Selon nous, ces travaux sont extrêmement contestables : soit ils proviennent de méthodes statistiques dans lesquelles ce que l'on appelle la production potentielle n'est en fait qu'un lissage de la production passée, soit ils proviennent de méthodes plus économiques, mais dans lesquelles ce résultat est obtenu par un certain nombre d'hypothèses très contestables, en particulier l'hypothèse qu'il y aurait eu un nouveau ralentissement tendanciel de la productivité des facteurs depuis 1991, ralentissement dont on ne s'expliquerait pas les causes.

Un deuxième élément douteux dans ces estimations est qu'elles reposent sur l'idée que les taux de chômage d'équilibre, c'est-à-dire les taux de chômage qui n'accélèrent pas l'inflation, seraient maintenant extrêmement élevés en Europe : 11 à 12 %, donc très proches des taux de chômage effectifs. Or, selon nous, les taux de chômage actuels en Europe sont plus élevés que les taux de chômage effectif, et la preuve en est que l'on constate, dans tous les pays d'Europe, à l'heure actuelle et dans notre projection, une tendance permanente à la baisse de la part des salaires dans la valeur ajoutée et à la désinflation, ce qui pour nous est un indice que la situation en Europe est déséquilibrée et que le taux de chômage est supérieur au chômage d'équilibre.

Enfin, dans la plupart de ces analyses, on considère comme exogène l'évolution du stock de capital. On considère que cela correspond à une contrainte en soi, alors que selon nous, s'il y avait une demande plus vigoureuse, étant donné la bonne santé financière des entreprises, celles-ci n'auraient aucune difficulté à accroître leurs capacités de production, même s'il peut y avoir transitoirement une période difficile liée au fait que l'investissement des entreprises serait en retard sur les besoins de production.
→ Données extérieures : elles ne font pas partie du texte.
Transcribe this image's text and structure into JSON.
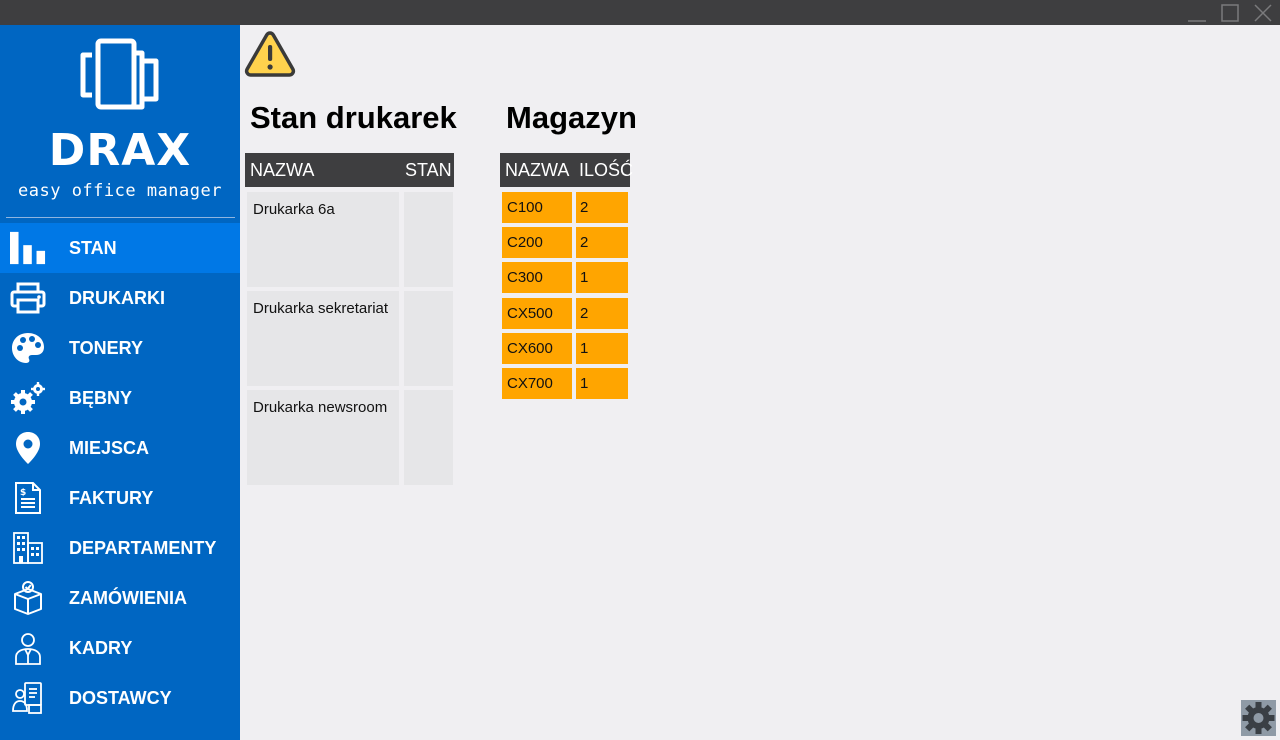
{
  "app": {
    "brand": "DRAX",
    "tagline": "easy office manager"
  },
  "colors": {
    "sidebar": "#0066c2",
    "sidebar_active": "#0078e6",
    "header_dark": "#3e3e40",
    "stock_cell": "#ffa500",
    "printer_cell": "#e6e6e8",
    "warning": "#ffd24d"
  },
  "nav": {
    "items": [
      {
        "label": "STAN",
        "icon": "bar-chart-icon",
        "active": true
      },
      {
        "label": "DRUKARKI",
        "icon": "printer-icon",
        "active": false
      },
      {
        "label": "TONERY",
        "icon": "palette-icon",
        "active": false
      },
      {
        "label": "BĘBNY",
        "icon": "gears-icon",
        "active": false
      },
      {
        "label": "MIEJSCA",
        "icon": "map-pin-icon",
        "active": false
      },
      {
        "label": "FAKTURY",
        "icon": "invoice-icon",
        "active": false
      },
      {
        "label": "DEPARTAMENTY",
        "icon": "building-icon",
        "active": false
      },
      {
        "label": "ZAMÓWIENIA",
        "icon": "package-icon",
        "active": false
      },
      {
        "label": "KADRY",
        "icon": "person-icon",
        "active": false
      },
      {
        "label": "DOSTAWCY",
        "icon": "supplier-icon",
        "active": false
      }
    ]
  },
  "printers": {
    "title": "Stan drukarek",
    "columns": [
      "NAZWA",
      "STAN"
    ],
    "rows": [
      {
        "name": "Drukarka 6a",
        "status": ""
      },
      {
        "name": "Drukarka sekretariat",
        "status": ""
      },
      {
        "name": "Drukarka newsroom",
        "status": ""
      }
    ]
  },
  "stock": {
    "title": "Magazyn",
    "columns": [
      "NAZWA",
      "ILOŚĆ"
    ],
    "rows": [
      {
        "name": "C100",
        "qty": "2"
      },
      {
        "name": "C200",
        "qty": "2"
      },
      {
        "name": "C300",
        "qty": "1"
      },
      {
        "name": "CX500",
        "qty": "2"
      },
      {
        "name": "CX600",
        "qty": "1"
      },
      {
        "name": "CX700",
        "qty": "1"
      }
    ]
  },
  "icons": {
    "warning": "warning-icon",
    "settings": "gear-icon"
  }
}
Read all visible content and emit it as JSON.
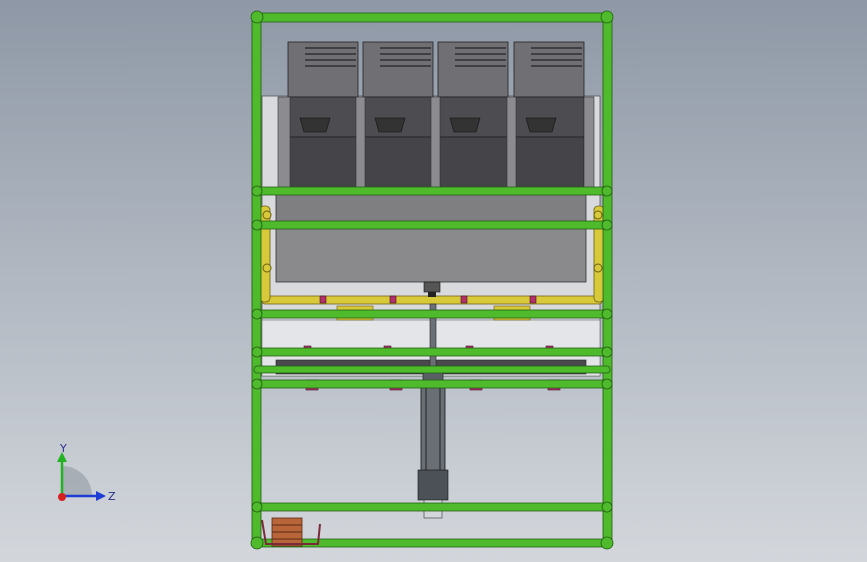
{
  "viewport": {
    "background_top": "#8e98a6",
    "background_bottom": "#d3d7dc"
  },
  "model": {
    "frame_color": "#4fba2c",
    "frame_edge": "#1e5c10",
    "rail_color": "#d8c93a",
    "block_color": "#4b4b50",
    "plate_color": "#7f7f82",
    "cylinder_color": "#5a5f66",
    "bracket_color": "#b0306a",
    "coil_color": "#b8653a",
    "module_count": 4
  },
  "triad": {
    "y_label": "Y",
    "z_label": "Z",
    "y_color": "#22b322",
    "z_color": "#1f3bd6",
    "x_color": "#d62020"
  }
}
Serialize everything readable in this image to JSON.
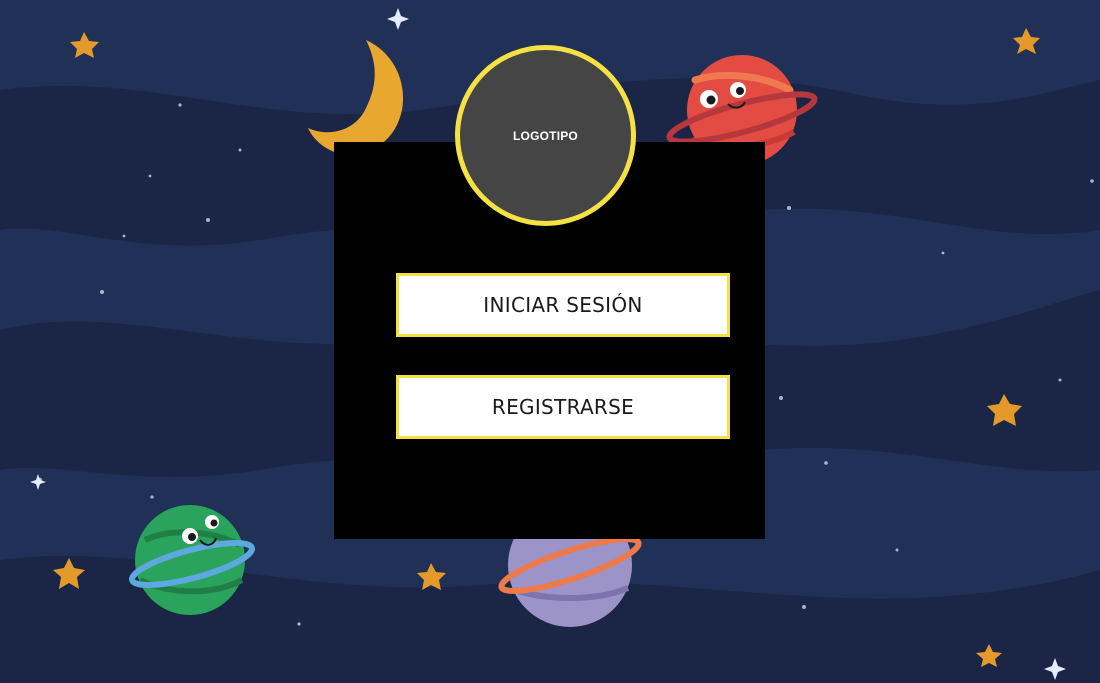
{
  "logo": {
    "text": "LOGOTIPO"
  },
  "buttons": {
    "login_label": "INICIAR SESIÓN",
    "register_label": "REGISTRARSE"
  },
  "colors": {
    "background": "#1f2c4e",
    "panel": "#000000",
    "accent": "#f5e143",
    "logo_fill": "#454545"
  }
}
Cela nous conduit à dire qu'il y a actuellement un écart important en Europe entre la production et la production effective, et que le faible niveau de production que nous observons dans notre compte n'est pas lié à une contrainte du côté de l'offre, mais simplement à une demande qui reste durablement insuffisante. En effet, lorsqu'il y a un choc dans l'ensemble des pays européens, comme on l'a vu par exemple en 1991-1993, les mécanismes de retour spontané au plein emploi du travail et même du capital ne jouent pas. Le chômage fait pression sur les salaires, donc la demande est faible, l'investissement ne se redresse pas même si les profits sont bons, parce que la contrainte de demande est importante. S'il n'y a pas une politique économique concertée de relance, l'économie peut ainsi rester durablement dans un sentier s'éloignant de la croissance potentielle.